There is reliable romance in the story of a brilliant musician who never got the full appreciation he was due. With the death of Tommy Keene, it might be easy to look at his career and wonder why he remained solely a cult figure among fans of the earnest, infectious branch of rock and roll that is insufficiently dubbed “power pop.” To do so would be folly: There is only joy in reflecting on a man who brought us elegiac yet ebullient songs like “Places That Are Gone” and “Hanging On To Yesterday,” among so many others.
He first drew notice in Washington’s nascent late-1970s punk scene, playing guitar in bands like the Razz before breaking out on his own. Always a critical favorite, Keene was a hot property in the early years of his solo career, signing a contract with Geffen Records and working in the studio with powerhouse producers like T-Bone Burnett and Geoff Emerick. The latter’s engineering work with the Beatles made him a seemingly ideal collaborator for Keene, who never shied from announcing his affection for the timeless rock of his youth while still striving to craft modern and progressive pop songs.

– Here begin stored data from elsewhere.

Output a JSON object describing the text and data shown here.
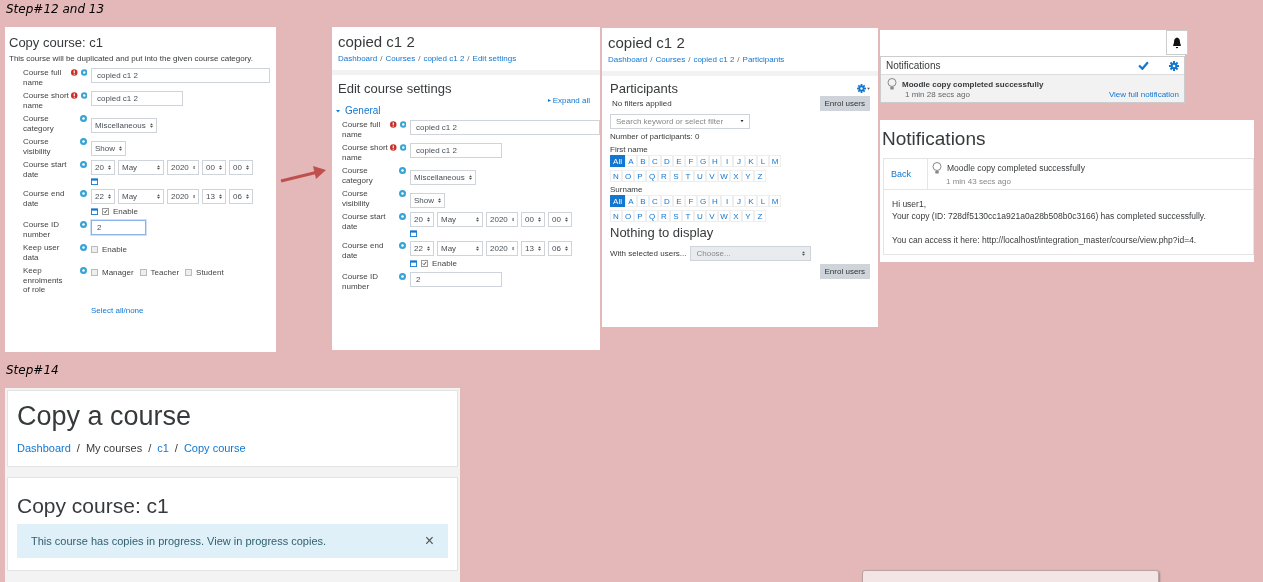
{
  "step_labels": [
    "Step#12 and 13",
    "Step#14"
  ],
  "copy_form": {
    "title": "Copy course: c1",
    "description": "This course will be duplicated and put into the given course category.",
    "fields": [
      {
        "label": "Course full name",
        "required": true,
        "help": true,
        "kind": "text",
        "value": "copied c1 2",
        "focused": false
      },
      {
        "label": "Course short name",
        "required": true,
        "help": true,
        "kind": "shorttext",
        "value": "copied c1 2",
        "focused": false
      },
      {
        "label": "Course category",
        "required": false,
        "help": true,
        "kind": "select",
        "value": "Miscellaneous"
      },
      {
        "label": "Course visibility",
        "required": false,
        "help": true,
        "kind": "select",
        "value": "Show"
      },
      {
        "label": "Course start date",
        "required": false,
        "help": true,
        "kind": "date",
        "parts": [
          "20",
          "May",
          "2020",
          "00",
          "00"
        ]
      },
      {
        "label": "Course end date",
        "required": false,
        "help": true,
        "kind": "date",
        "parts": [
          "22",
          "May",
          "2020",
          "13",
          "06"
        ],
        "enable": {
          "label": "Enable",
          "checked": true
        }
      },
      {
        "label": "Course ID number",
        "required": false,
        "help": true,
        "kind": "shorttext",
        "value": "2",
        "focused": true
      },
      {
        "label": "Keep user data",
        "required": false,
        "help": true,
        "kind": "checks",
        "options": [
          {
            "label": "Enable",
            "checked": false
          }
        ]
      },
      {
        "label": "Keep enrolments of role",
        "required": false,
        "help": true,
        "kind": "checks",
        "options": [
          {
            "label": "Manager",
            "checked": false
          },
          {
            "label": "Teacher",
            "checked": false
          },
          {
            "label": "Student",
            "checked": false
          }
        ]
      }
    ],
    "link": "Select all/none"
  },
  "edit_settings": {
    "course_title": "copied c1 2",
    "breadcrumbs": {
      "separator": "/",
      "items": [
        {
          "label": "Dashboard",
          "link": true
        },
        {
          "label": "Courses",
          "link": true
        },
        {
          "label": "copied c1 2",
          "link": true
        },
        {
          "label": "Edit settings",
          "link": true
        }
      ]
    },
    "heading": "Edit course settings",
    "expand_all": "Expand all",
    "section": {
      "label": "General",
      "expanded": true
    },
    "fields": [
      {
        "label": "Course full name",
        "required": true,
        "help": true,
        "kind": "text",
        "value": "copied c1 2",
        "focused": false
      },
      {
        "label": "Course short name",
        "required": true,
        "help": true,
        "kind": "shorttext",
        "value": "copied c1 2",
        "focused": false
      },
      {
        "label": "Course category",
        "required": false,
        "help": true,
        "kind": "select",
        "value": "Miscellaneous"
      },
      {
        "label": "Course visibility",
        "required": false,
        "help": true,
        "kind": "select",
        "value": "Show"
      },
      {
        "label": "Course start date",
        "required": false,
        "help": true,
        "kind": "date",
        "parts": [
          "20",
          "May",
          "2020",
          "00",
          "00"
        ]
      },
      {
        "label": "Course end date",
        "required": false,
        "help": true,
        "kind": "date",
        "parts": [
          "22",
          "May",
          "2020",
          "13",
          "06"
        ],
        "enable": {
          "label": "Enable",
          "checked": true
        }
      },
      {
        "label": "Course ID number",
        "required": false,
        "help": true,
        "kind": "shorttext",
        "value": "2",
        "focused": false
      }
    ]
  },
  "participants": {
    "course_title": "copied c1 2",
    "breadcrumbs": {
      "separator": "/",
      "items": [
        {
          "label": "Dashboard",
          "link": true
        },
        {
          "label": "Courses",
          "link": true
        },
        {
          "label": "copied c1 2",
          "link": true
        },
        {
          "label": "Participants",
          "link": true
        }
      ]
    },
    "heading": "Participants",
    "filters": "No filters applied",
    "enrol_button": "Enrol users",
    "search_placeholder": "Search keyword or select filter",
    "count": "Number of participants: 0",
    "initials": [
      {
        "label": "First name",
        "letters": [
          {
            "label": "All",
            "selected": true
          },
          {
            "label": "A",
            "selected": false
          },
          {
            "label": "B",
            "selected": false
          },
          {
            "label": "C",
            "selected": false
          },
          {
            "label": "D",
            "selected": false
          },
          {
            "label": "E",
            "selected": false
          },
          {
            "label": "F",
            "selected": false
          },
          {
            "label": "G",
            "selected": false
          },
          {
            "label": "H",
            "selected": false
          },
          {
            "label": "I",
            "selected": false
          },
          {
            "label": "J",
            "selected": false
          },
          {
            "label": "K",
            "selected": false
          },
          {
            "label": "L",
            "selected": false
          },
          {
            "label": "M",
            "selected": false
          },
          {
            "label": "N",
            "selected": false
          },
          {
            "label": "O",
            "selected": false
          },
          {
            "label": "P",
            "selected": false
          },
          {
            "label": "Q",
            "selected": false
          },
          {
            "label": "R",
            "selected": false
          },
          {
            "label": "S",
            "selected": false
          },
          {
            "label": "T",
            "selected": false
          },
          {
            "label": "U",
            "selected": false
          },
          {
            "label": "V",
            "selected": false
          },
          {
            "label": "W",
            "selected": false
          },
          {
            "label": "X",
            "selected": false
          },
          {
            "label": "Y",
            "selected": false
          },
          {
            "label": "Z",
            "selected": false
          }
        ]
      },
      {
        "label": "Surname",
        "letters": [
          {
            "label": "All",
            "selected": true
          },
          {
            "label": "A",
            "selected": false
          },
          {
            "label": "B",
            "selected": false
          },
          {
            "label": "C",
            "selected": false
          },
          {
            "label": "D",
            "selected": false
          },
          {
            "label": "E",
            "selected": false
          },
          {
            "label": "F",
            "selected": false
          },
          {
            "label": "G",
            "selected": false
          },
          {
            "label": "H",
            "selected": false
          },
          {
            "label": "I",
            "selected": false
          },
          {
            "label": "J",
            "selected": false
          },
          {
            "label": "K",
            "selected": false
          },
          {
            "label": "L",
            "selected": false
          },
          {
            "label": "M",
            "selected": false
          },
          {
            "label": "N",
            "selected": false
          },
          {
            "label": "O",
            "selected": false
          },
          {
            "label": "P",
            "selected": false
          },
          {
            "label": "Q",
            "selected": false
          },
          {
            "label": "R",
            "selected": false
          },
          {
            "label": "S",
            "selected": false
          },
          {
            "label": "T",
            "selected": false
          },
          {
            "label": "U",
            "selected": false
          },
          {
            "label": "V",
            "selected": false
          },
          {
            "label": "W",
            "selected": false
          },
          {
            "label": "X",
            "selected": false
          },
          {
            "label": "Y",
            "selected": false
          },
          {
            "label": "Z",
            "selected": false
          }
        ]
      }
    ],
    "empty": "Nothing to display",
    "bulk_label": "With selected users...",
    "bulk_placeholder": "Choose...",
    "enrol_button_bottom": "Enrol users"
  },
  "notification_popover": {
    "title": "Notifications",
    "item": {
      "title": "Moodle copy completed successfully",
      "time": "1 min 28 secs ago",
      "link": "View full notification"
    }
  },
  "notification_page": {
    "title": "Notifications",
    "back": "Back",
    "item": {
      "title": "Moodle copy completed successfully",
      "time": "1 min 43 secs ago"
    },
    "greeting": "Hi user1,",
    "body": "Your copy (ID: 728df5130cc1a921a0a28b508b0c3166) has completed successfully.",
    "access": "You can access it here: http://localhost/integration_master/course/view.php?id=4."
  },
  "copy_course_page": {
    "title": "Copy a course",
    "breadcrumbs": {
      "separator": "/",
      "items": [
        {
          "label": "Dashboard",
          "link": true
        },
        {
          "label": "My courses",
          "link": false
        },
        {
          "label": "c1",
          "link": true
        },
        {
          "label": "Copy course",
          "link": true
        }
      ]
    },
    "heading": "Copy course: c1",
    "alert": "This course has copies in progress. View in progress copies.",
    "close": "×"
  }
}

Sometimes somber, sometimes hopeful, Keene’s tunes ached with a mixture of nostalgia, wonder and vitality. “Places That Are Gone” — a 1984 song that was about as close as Keene came to a radio hit — distills everything that was so powerful about his music into one magnificent blast. It opens with an insistent, chiming guitar riff, before the rest of the band steps in to underpin Keene’s vocals — delivered in a voice that sounds cool and assured, while still brimming with unshakable longing. Paraphrasing John Lennon, Keene sings “these are places that are gone/now we can go on and on,” taking us backward and forward in time, all at once, as the great songwriters can so deftly do.

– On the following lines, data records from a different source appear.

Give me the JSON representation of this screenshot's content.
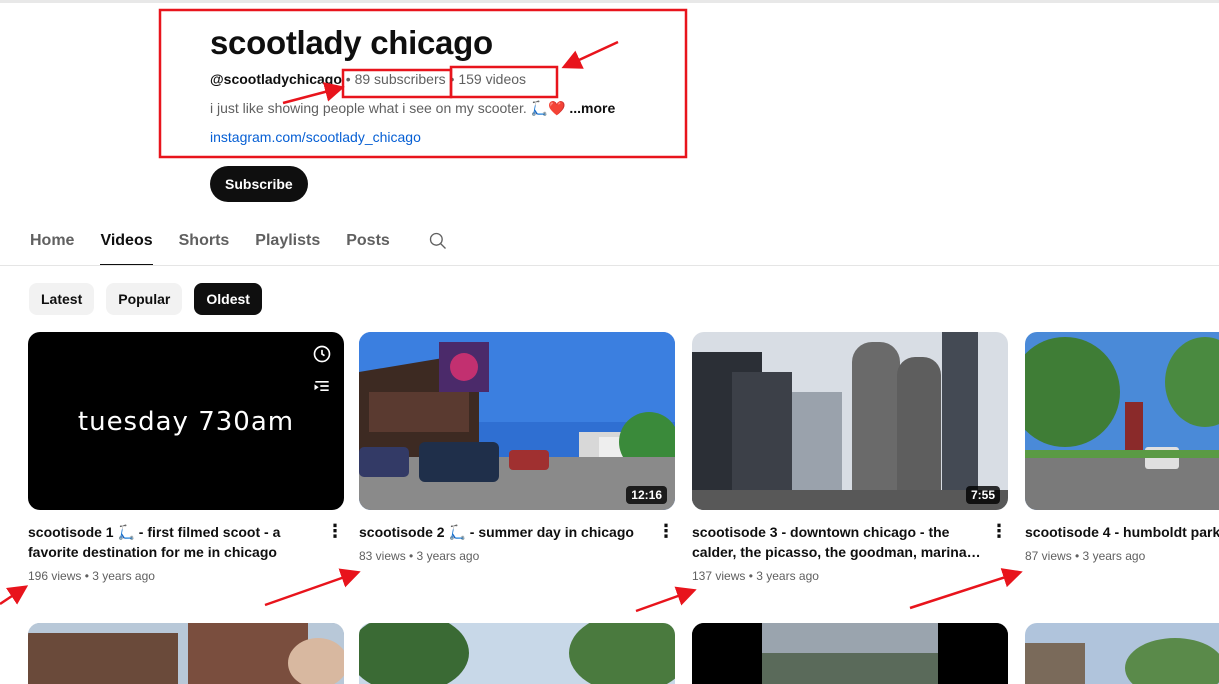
{
  "channel": {
    "name": "scootlady chicago",
    "handle": "@scootladychicago",
    "separator": "•",
    "subscribers": "89 subscribers",
    "videos_count": "159 videos",
    "description": "i just like showing people what i see on my scooter. 🛴❤️",
    "more_label": "...more",
    "link": "instagram.com/scootlady_chicago",
    "subscribe_label": "Subscribe"
  },
  "tabs": [
    {
      "label": "Home",
      "active": false
    },
    {
      "label": "Videos",
      "active": true
    },
    {
      "label": "Shorts",
      "active": false
    },
    {
      "label": "Playlists",
      "active": false
    },
    {
      "label": "Posts",
      "active": false
    }
  ],
  "chips": [
    {
      "label": "Latest",
      "active": false
    },
    {
      "label": "Popular",
      "active": false
    },
    {
      "label": "Oldest",
      "active": true
    }
  ],
  "videos": [
    {
      "title": "scootisode 1 🛴 - first filmed scoot - a favorite destination for me in chicago",
      "meta": "196 views • 3 years ago",
      "thumb_text": "tuesday 730am",
      "duration": ""
    },
    {
      "title": "scootisode 2 🛴 - summer day in chicago",
      "meta": "83 views • 3 years ago",
      "duration": "12:16"
    },
    {
      "title": "scootisode 3 - downtown chicago - the calder, the picasso, the goodman, marina…",
      "meta": "137 views • 3 years ago",
      "duration": "7:55"
    },
    {
      "title": "scootisode 4 - humboldt park",
      "meta": "87 views • 3 years ago",
      "duration": ""
    }
  ],
  "colors": {
    "accent_link": "#065fd4",
    "annotation_red": "#e8141c",
    "chip_bg": "#f2f2f2",
    "text_primary": "#0f0f0f",
    "text_secondary": "#606060"
  }
}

I love the picture of Keene on the cover of his 1986 EP, “Run Now.” He stands poised on a Metro platform, beneath the streets of his home town, looking intently down the tunnel into the near future. Although the photo captured a young man waiting for something that seemed imminent, Keene’s music career took a different path than what seemed widely expected by fans and record industry-types at the time. As most D.C. residents know, sometimes the trains don’t arrive when you expect they will. Instead of taking his place among rock’s royalty, Keene ushered in the 1990s by being dropped by Geffen Records, an indignity he brushed off while patiently continuing to propel a career that remained ever potent and interesting.
When I was fortunate enough to share a stage with Keene in 2013 for a one-off cover of the Rolling Stones’ “Ruby Tuesday,” it was an unforgettable pleasure to bask in his easy, confident and graceful glow. I remember standing on stage harmonizing with him and glancing over in disbelief. I was singing with Tommy Keene! As I gushed to him backstage about this after the show, he smiled humbly and shrugged, as if to say “Aw, who am I?”
Who were you, Tommy? One of the greats, even if you were too humble to say so and this world didn’t always recognize you as it should have. That’s who you were.
John Davis is a Washington musician and performing-arts archivist at the University of Maryland.